The FAA will use four airport classifications instead of two for GA in the National Plan of Integrated Airport Systems (NPIAS), its biennial report to Congress. Airports included in the NPIAS are considered significant to national air transportation and therefore eligible for federal airport improvement grants. In the future the FAA may use these categories as it considers regulatory and funding policies for GA airports.
The new study, in which AOPA and other industry stakeholders participated over an 18-month period, was released May 15 at the Aero Club of Washington, D.C.
“The FAA’s report will be a valuable resource for explaining the value of general aviation airports,” said Greg Pecoraro, AOPA vice president of airports and state advocacy. “We encourage AOPA members and Airport Support Network volunteers to read the report and discuss it with their airport manager and local decision makers.”
Of the 3,330 airports in the NPIAS, 378 are primary airports, supporting scheduled air carrier service. For 2,455 of the remaining 2,952 landing facilities, the report replaces former airport designations of reliever and GA airports with the four new categories.
Under the new system, 84 airports are classified as national airports, with high activity including numerous jets and multiengine propeller aircraft, and averaging about 200 based aircraft including 30 jets.
The study classified 467 airports as regional, serving national markets, and with high levels of activity including some jets and multiengine propeller aircraft. They had an average of 90 based aircraft, including three jets.
There were 1,236 airports identified as local, serving regional markets and having moderate levels of activity including some multiengine propeller aircraft. The airports had about 33 based propeller-driven aircraft.

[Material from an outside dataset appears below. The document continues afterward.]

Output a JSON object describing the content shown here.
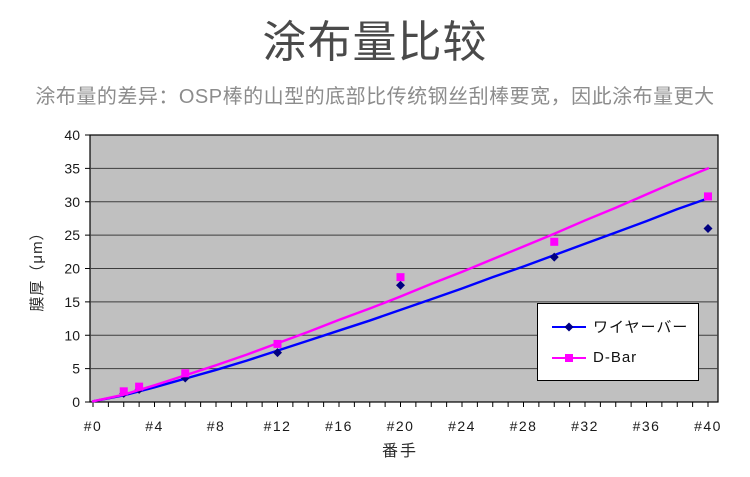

The report identified 668 basic airports, often serving “critical aeronautical functions within local and regional markets” and having about 10 propeller-driven airports based at the fields. About 500 other airports must still be categorized under the new system--a process the FAA plans to begin this fall.
The report provided a comparative perspective on investment in GA infrastructure, pointing out that GA operators “spend more to fly at the general aviation airports than the Federal Government invested at these airports.” In 2009, “nonairline operators spent $12 billion flying an estimated 27 million flights at the 2,952 general aviation airports, while the Federal Government invested about $1.1 billion to help state and local governments maintain and improve those airports,” it said.
About 75 percent of those investments facilitated airfield improvements including runways, taxiways, and aprons.
The FAA plans to incorporate the new categories into its process for identifying the national airport system’s development and funding needs for the next five years.
The airport classifications will be re-evaluated every two years to reflect airports’ changing roles and needs.
No airports will be removed from the NPIAS as a result of the study, nor does it affect an airport sponsor’s eligibility for federal funding, the FAA said.